I guess you could reverse the corner slope angles if you limited the display use to just numbers, no letters, right? Which might make some of the digits slightly more readable.
Such a thing already exists and is affectionately named "The Diceman Font", as it was inspired by and intended for Joe's calculator.
The activations for the numbers 2 and 5 are slightly different from those of the inward sloping versions of the 3 by 5 matrix display, and there is an extra block of spacing to accomodate the comma and decimal separators in the smaller display version of the font. But aside from that, the display is basically the same as its alpha-nemeric version. The mathematical operators are taken one for one from the font for the 3 by 5 matrix displays.
I had not bothered to include the DicemanX Font in my last post because if you are only dealing with numbers, a 7 segment display is much more efficient than a 3 by 5 matrix display. Besides, I'm also rather fond of Joe's torch displays. They are uniquely his, and remind me, for some reason, of drag-racing.
Before dealing with the wiring of matrix displays, I had developed three other fonts which I might aswell add in here as "goodies".
The first is a 4 by 5 matrix font. Like the 3 by 5 matrix, it too employs sloped blocks (for "M" and "W" and "N"), but is a bit less broken-up and, therefore, more legible. The display suffers from not having a vertical centre, so letters like "T" and "I" seem unbalanced. Attempting mathematical operators proved difficult because of the inconvenient placement of the sloped blocks in the display. Until we get more wiring colours (crossing my fingers for Terraria 1.3), this display (and font) cannot be wired.
The next one is a vertically spaced 5 by 5 matrix font. It has an aesthetic that moves in the direction of the matrix displays seen in buses, etc. It is the first font of mine that doesn't need sloped blocks because it is 5 blocks wide. I have not yet attempted to wire this display, but am optimistic about it working. Unfortunately, the display matrix will require spacing between the letters and so will not be able to maintain the continuous horizontal stripes seen in the screenshot, nor will it have the ability to scroll in increments smaller than the width of a character.
No mathematical operators for this font. The vertical spacing of the display blocks really work against this display.
This last font is a 2 by 3 block font. (You may have seen it somewhere before
) Basically, I wanted to determine what the smallest font size that you can make in Terraria with blocks is, and the answer is the same size as that of the letter statues only with the added benefit of punctuation.
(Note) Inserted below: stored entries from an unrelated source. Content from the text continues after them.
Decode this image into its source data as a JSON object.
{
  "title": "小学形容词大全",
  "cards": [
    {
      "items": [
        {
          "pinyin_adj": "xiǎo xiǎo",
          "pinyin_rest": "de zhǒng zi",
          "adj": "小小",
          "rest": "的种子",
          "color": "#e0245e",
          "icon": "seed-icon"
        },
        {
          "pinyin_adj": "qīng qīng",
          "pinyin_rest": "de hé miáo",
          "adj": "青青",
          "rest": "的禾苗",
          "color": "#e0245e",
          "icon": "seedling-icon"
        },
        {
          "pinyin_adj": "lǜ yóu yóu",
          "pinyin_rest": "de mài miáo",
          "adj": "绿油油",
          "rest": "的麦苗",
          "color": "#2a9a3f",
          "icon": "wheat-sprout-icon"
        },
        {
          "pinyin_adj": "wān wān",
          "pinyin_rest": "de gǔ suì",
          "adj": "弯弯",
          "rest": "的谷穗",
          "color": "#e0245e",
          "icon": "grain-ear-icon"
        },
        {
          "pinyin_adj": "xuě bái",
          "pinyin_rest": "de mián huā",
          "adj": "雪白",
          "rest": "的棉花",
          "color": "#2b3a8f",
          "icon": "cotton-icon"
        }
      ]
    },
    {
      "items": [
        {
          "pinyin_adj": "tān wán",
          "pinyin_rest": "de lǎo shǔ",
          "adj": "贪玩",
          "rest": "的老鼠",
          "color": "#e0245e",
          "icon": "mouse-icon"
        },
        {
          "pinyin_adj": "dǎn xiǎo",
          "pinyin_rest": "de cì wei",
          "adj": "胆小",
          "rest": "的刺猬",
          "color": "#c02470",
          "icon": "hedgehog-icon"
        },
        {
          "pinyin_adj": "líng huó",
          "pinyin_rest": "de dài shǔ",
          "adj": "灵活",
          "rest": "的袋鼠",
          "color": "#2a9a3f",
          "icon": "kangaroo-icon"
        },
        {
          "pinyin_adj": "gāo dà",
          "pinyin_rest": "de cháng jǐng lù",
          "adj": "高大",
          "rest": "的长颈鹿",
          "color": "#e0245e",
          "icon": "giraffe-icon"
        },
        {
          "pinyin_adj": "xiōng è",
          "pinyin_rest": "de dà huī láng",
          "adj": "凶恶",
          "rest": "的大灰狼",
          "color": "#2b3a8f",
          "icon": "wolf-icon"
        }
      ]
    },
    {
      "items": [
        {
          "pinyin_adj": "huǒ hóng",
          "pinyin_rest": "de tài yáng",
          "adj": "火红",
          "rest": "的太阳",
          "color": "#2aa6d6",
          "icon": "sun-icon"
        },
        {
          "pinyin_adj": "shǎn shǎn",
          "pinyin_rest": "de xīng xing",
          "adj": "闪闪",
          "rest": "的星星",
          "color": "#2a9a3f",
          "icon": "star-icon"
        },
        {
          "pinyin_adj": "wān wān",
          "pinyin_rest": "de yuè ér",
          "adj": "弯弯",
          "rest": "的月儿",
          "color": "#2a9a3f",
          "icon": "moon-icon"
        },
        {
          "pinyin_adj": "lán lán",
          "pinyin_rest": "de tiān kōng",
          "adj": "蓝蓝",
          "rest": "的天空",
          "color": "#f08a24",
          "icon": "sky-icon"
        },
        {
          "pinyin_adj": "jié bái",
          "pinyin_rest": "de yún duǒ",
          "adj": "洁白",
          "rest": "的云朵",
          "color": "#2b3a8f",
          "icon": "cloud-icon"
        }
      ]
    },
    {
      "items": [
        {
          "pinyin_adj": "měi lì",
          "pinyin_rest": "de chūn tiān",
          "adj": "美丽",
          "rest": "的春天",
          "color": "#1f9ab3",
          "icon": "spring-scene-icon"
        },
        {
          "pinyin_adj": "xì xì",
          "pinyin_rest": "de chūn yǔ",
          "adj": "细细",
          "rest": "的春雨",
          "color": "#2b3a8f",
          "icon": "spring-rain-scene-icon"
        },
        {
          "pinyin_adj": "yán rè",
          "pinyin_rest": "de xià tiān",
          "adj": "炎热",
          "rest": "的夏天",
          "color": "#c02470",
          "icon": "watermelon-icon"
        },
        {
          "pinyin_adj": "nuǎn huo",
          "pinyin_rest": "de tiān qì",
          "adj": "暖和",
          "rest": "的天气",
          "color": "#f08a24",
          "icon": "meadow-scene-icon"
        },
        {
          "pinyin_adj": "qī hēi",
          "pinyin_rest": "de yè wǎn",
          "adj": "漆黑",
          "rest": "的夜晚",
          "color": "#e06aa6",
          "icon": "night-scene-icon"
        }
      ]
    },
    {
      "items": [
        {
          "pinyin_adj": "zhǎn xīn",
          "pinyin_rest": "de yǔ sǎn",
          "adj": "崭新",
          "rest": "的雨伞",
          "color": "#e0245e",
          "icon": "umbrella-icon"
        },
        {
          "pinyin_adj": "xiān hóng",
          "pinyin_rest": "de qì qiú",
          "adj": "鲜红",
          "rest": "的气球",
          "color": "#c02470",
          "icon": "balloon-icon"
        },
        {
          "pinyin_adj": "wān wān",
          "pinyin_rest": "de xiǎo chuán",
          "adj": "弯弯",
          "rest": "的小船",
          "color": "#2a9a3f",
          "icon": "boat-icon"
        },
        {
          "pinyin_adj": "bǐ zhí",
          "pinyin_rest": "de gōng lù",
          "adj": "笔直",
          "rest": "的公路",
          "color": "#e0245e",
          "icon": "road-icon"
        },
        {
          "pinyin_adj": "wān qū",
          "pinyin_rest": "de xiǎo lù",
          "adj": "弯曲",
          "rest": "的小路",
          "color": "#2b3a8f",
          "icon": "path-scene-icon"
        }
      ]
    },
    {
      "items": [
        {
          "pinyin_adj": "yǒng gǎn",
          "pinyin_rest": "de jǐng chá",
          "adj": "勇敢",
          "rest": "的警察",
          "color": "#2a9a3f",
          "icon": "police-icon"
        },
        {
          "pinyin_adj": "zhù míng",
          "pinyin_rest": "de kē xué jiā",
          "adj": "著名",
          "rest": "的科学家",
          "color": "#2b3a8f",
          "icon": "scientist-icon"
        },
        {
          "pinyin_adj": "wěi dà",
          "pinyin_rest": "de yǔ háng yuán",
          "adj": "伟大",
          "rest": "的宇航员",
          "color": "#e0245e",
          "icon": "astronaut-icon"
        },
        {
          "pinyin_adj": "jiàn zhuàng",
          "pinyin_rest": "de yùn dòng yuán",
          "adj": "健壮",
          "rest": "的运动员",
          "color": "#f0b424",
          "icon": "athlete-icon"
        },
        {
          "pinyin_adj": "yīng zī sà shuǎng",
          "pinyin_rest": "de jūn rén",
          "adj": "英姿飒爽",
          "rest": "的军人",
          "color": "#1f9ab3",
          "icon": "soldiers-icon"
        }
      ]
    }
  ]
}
I call it "The Poor Man's (Statue) Font". This font can't be used as a display since sloped blocks of different orientations appear in the same location of the 2 by 3 matrix. Activations do not reorient blocks, but simply move them between the fore and background (though it would be interesting if activations did!).
Also, did you try using actuators in addition to the gemspark blocks?
Yes, I did, but opted not to use them. An offline gemstone block is the same colour as an offline gemstone wall, while an unactuated gemstone block is darker than an offline gemstone wall. I wanted to avoid a 3 colour palette if I had the option of simply using a foreground and background colour.
What bugs me most about how the display looks, is also what I think impedes the legibility of the displays the most, namely, the horrible double outlining of the gemstone blocks which bites into the white of the online blocks. This problem can be circumvented by using glass blocks and an online diamond gemstone wall painted the same colour. The texturing of the glass (the cracks or reflections) melds into the background (see the 4 by 4 matrix font for an example)
Someone whould totally some up with a 32768 character alphabet to fully utilise this display space...
My next project will be developing a braille input device using either a 2 by 3 spaced matrix for 6 dot braille ASCII, or a 2 by 4 spaced matrix for Unicode. All 64 glyphs of braille ASCII already have defined meanings. Unicode braille is not tied to a definite character set, so we could create an alphabet with characters reserved for command flags like in XML!